Tyson cancelled a fight with Alexander Ustinov in July 2014 when his uncle fell ill.
Mr Fury was first injured when the drawbar of a caravan fell on his leg as he moved it in an accident on July 7 2014.
Surgeons at Wythenshawe Hospital in Manchester recommended the break to his leg was fixed using a bolt and screw mechanism.But Mr Fury refused the treatment due to not wanting to break his skin for fear of contracting an infection which could affect the type 1 diabetes he’d suffered from since the age of nine.
Instead, his broken shin bone was plastered from his toe to above his knee.
The court heard that when Mr Fury attended a clinic at the RLI on July 18, he told theatre specialist Raji Sinha he was taking the suggested drug enoxaparin, administered in injection form, despite this not being the case.
As he experienced more discomfort from almost his whole leg being in cast, he returned to the hospital where he agreed to have a metal plate bolted into his leg and went under the knife 20 days after suffering the fracture.

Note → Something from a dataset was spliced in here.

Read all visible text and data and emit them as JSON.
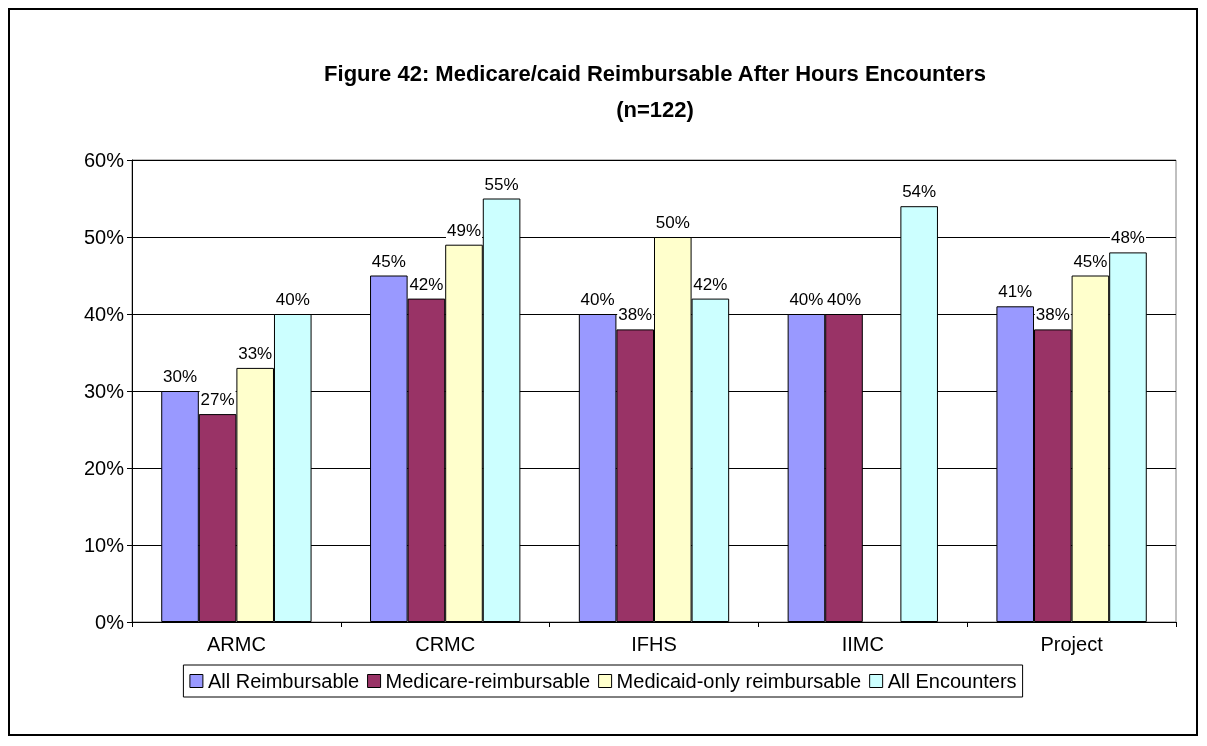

His heart stopped on the operating table when he finally underwent surgery three weeks later and he was moved to an intensive care ward where he lay unresponsive for 11 weeks until his death.

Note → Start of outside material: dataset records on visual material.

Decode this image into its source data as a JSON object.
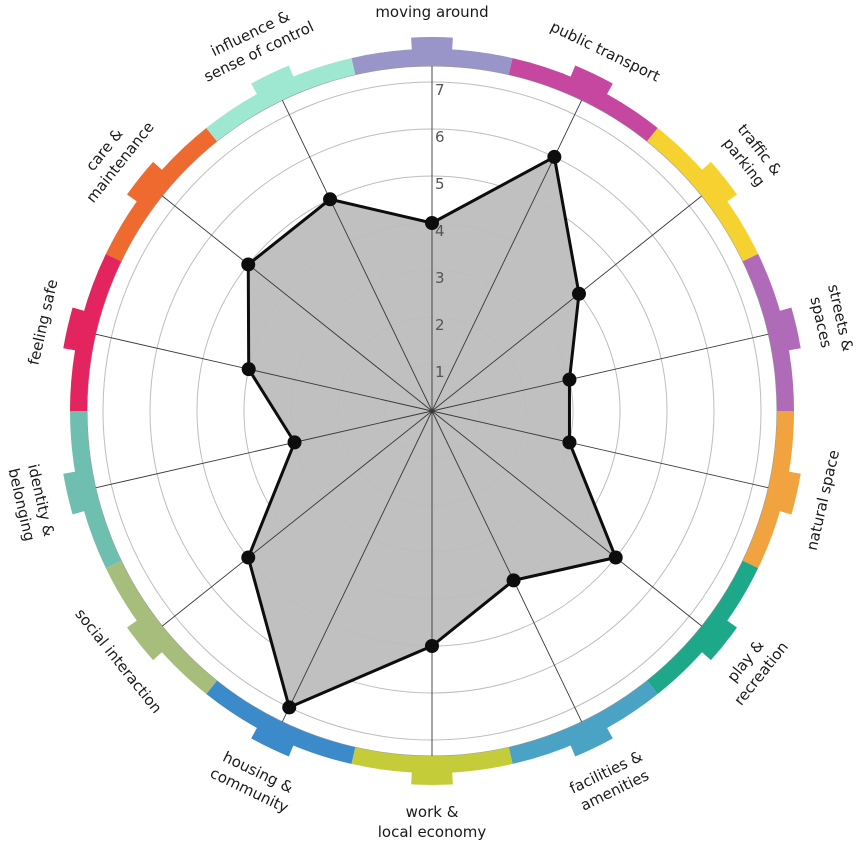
{
  "chart_data": {
    "type": "radar",
    "r_max": 7,
    "ticks": [
      "1",
      "2",
      "3",
      "4",
      "5",
      "6",
      "7"
    ],
    "grid": true,
    "categories": [
      {
        "label": [
          "moving around"
        ],
        "value": 4,
        "color": "#9a95c8"
      },
      {
        "label": [
          "public transport"
        ],
        "value": 6,
        "color": "#c6479f"
      },
      {
        "label": [
          "traffic &",
          "parking"
        ],
        "value": 4,
        "color": "#f5d22f"
      },
      {
        "label": [
          "streets &",
          "spaces"
        ],
        "value": 3,
        "color": "#b06bb8"
      },
      {
        "label": [
          "natural space"
        ],
        "value": 3,
        "color": "#f0a33e"
      },
      {
        "label": [
          "play &",
          "recreation"
        ],
        "value": 5,
        "color": "#1da88a"
      },
      {
        "label": [
          "facilities &",
          "amenities"
        ],
        "value": 4,
        "color": "#4aa3c5"
      },
      {
        "label": [
          "work &",
          "local economy"
        ],
        "value": 5,
        "color": "#c5cc3a"
      },
      {
        "label": [
          "housing &",
          "community"
        ],
        "value": 7,
        "color": "#3b8ac9"
      },
      {
        "label": [
          "social interaction"
        ],
        "value": 5,
        "color": "#a6bd7b"
      },
      {
        "label": [
          "identity &",
          "belonging"
        ],
        "value": 3,
        "color": "#6fbfb1"
      },
      {
        "label": [
          "feeling safe"
        ],
        "value": 4,
        "color": "#e3245f"
      },
      {
        "label": [
          "care &",
          "maintenance"
        ],
        "value": 5,
        "color": "#ee6a2f"
      },
      {
        "label": [
          "influence &",
          "sense of control"
        ],
        "value": 5,
        "color": "#9ee8d2"
      }
    ]
  }
}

A post mortem examination found his cause of death to be bronchial pneumonia resulting from a pulmonary embolism and cardiac arrest.
Dr James Adeley, senior coroner for Preston and West Lancashire, recorded a conclusion of accidental death. Dr Adeley said: “The most dangerous time for a clot to develop is five to seven days after injury.
“The would make the most definite time for Hugh’s clot to have developed between July 9 and 11.
“These were dates that were uncovered by enoxaparin and was unfortunate.”
Hughie also trained his sons Phill, Walter and Hughie, and was himself a former boxer.
During his time in intensive care, his family, including his sons, wife Violet and daughter Jane, kept a constant vigil at his hospital bed.
In a statement at the time, his brother Peter, Tyson’s current trainer, said: “Sadly we lost our big brother today after 11 weeks of struggle.
“Life will never be the same again for all our family, especially his wife and children. The loss we feel makes us numb with grief.
“He’s passed over to the blessed Lord and one day we will meet again our brother, love you always.”
He also tweeted: “Thanks to every one for the nice messages for my brother. God bless all of you.”
Tyson tweeted: “Tragic loss for the fury family. Uncle Hughie Fury. Forever in my heart & life. RIP. Gone to see Jesus.”